The Second Circuit found that two policy provisions required an “all sums” allocation. First, the policies each contained a “prior insurance” clause providing that coverage under the policy would be reduced by “amounts due” under earlier policies covering the same occurrence. Second, each policy contained a “continuing loss” clause providing coverage for all losses resulting from an occurrence taking place during the policy period, including those losses incurred after the policy expiration date. These provisions, taken together, indicated that each policy was intended to respond to “all sums” arising from property damage occurring at least in part during the policy period.
However, the case was not resolved by the conclusion that the “all sums” allocation was appropriate. Rather, because the insured had already settled with insurers who had issued policies for prior periods, the court remanded the case to the district court to determine whether the insured had already been indemnified for losses arising from the properties at issue. If so, the “prior insurance” provision required a reduction in the amounts due under the OneBeacon policies.
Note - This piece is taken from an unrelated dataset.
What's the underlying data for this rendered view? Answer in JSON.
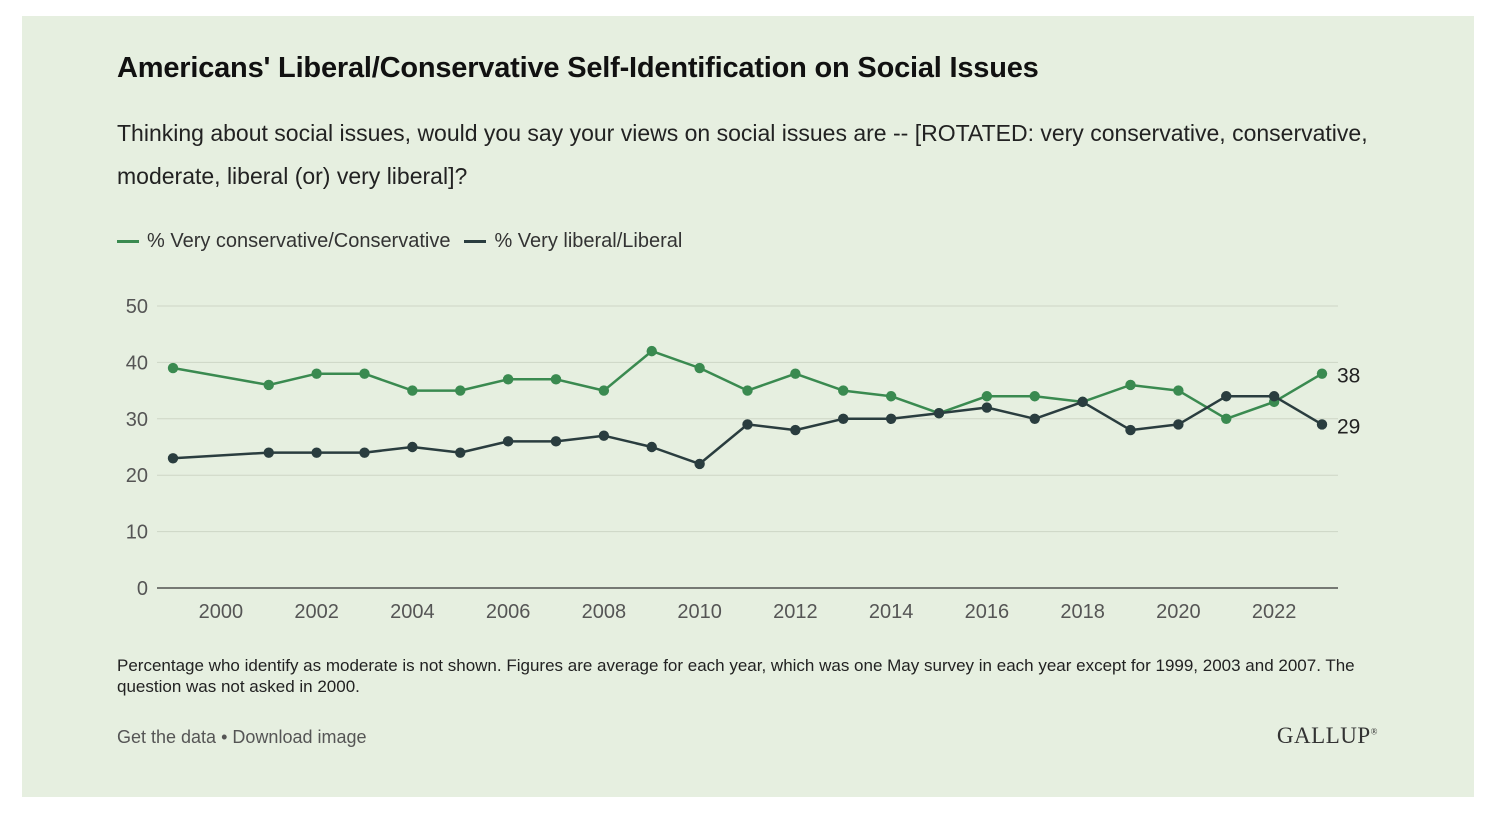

The court explained that “after Viking Pump it is clear that the critical factor is whether the loss covered by a policy dictating all sums is also covered by another policy in the same coverage layer, which itself has already provided indemnification to the insured for the loss.”
Parties’ agreement to use non-neutral party-arbitrators did not preclude application of “evident partiality” ground for vacatur.
Certain Underwriters Members at Lloyd’s of London v. Insurance Company of the Americas, Case No. 16-CV-323(VSB), 2017 WL 5508781 (S.D.N.Y Mar. 31, 2017).
In Certain Underwriters Members at Lloyd’s of London v. Insurance Company of the Americas, the Southern District of New York granted the reinsurers’ motion to vacate an arbitration award. The court found vacatur was warranted because of “evident partiality” on the part of the cedent’s party-appointed arbitrator.
The cedent’s party-appointed arbitrator failed to disclose an apparently extensive relationship with the cedent. For example, the arbitrator’s company operated out of the same office suite as the cedent, the cedent’s former officer (a witness in the arbitration) was the chief financial officer of the arbitrator’s company, the cedent’s former president provided consulting services to the arbitrator’s company, the arbitrator’s company and the cedent had common counsel in matters unrelated to the arbitration, and the arbitrator’s company and the cedent used the same claims manager. The court determined that the failure to disclose these relationships ‘“suggest[s] a material conflict of interest,’ such that ‘a reasonable person would have to conclude that an arbitrator was partial to one party to the arbitration.’”
Notably, the court rejected the cedent’s argument that impartiality requirements did not apply in “tripartite industry arbitrations” where the arbitration agreement required only that the arbitrator be “disinterested” (rather than impartial) and ex parte communications were permitted with party-appointed arbitrators. Rather, the court held that the arbitrator’s “conduct must be considered under the same evident partiality standard as is required in all arbitrations.”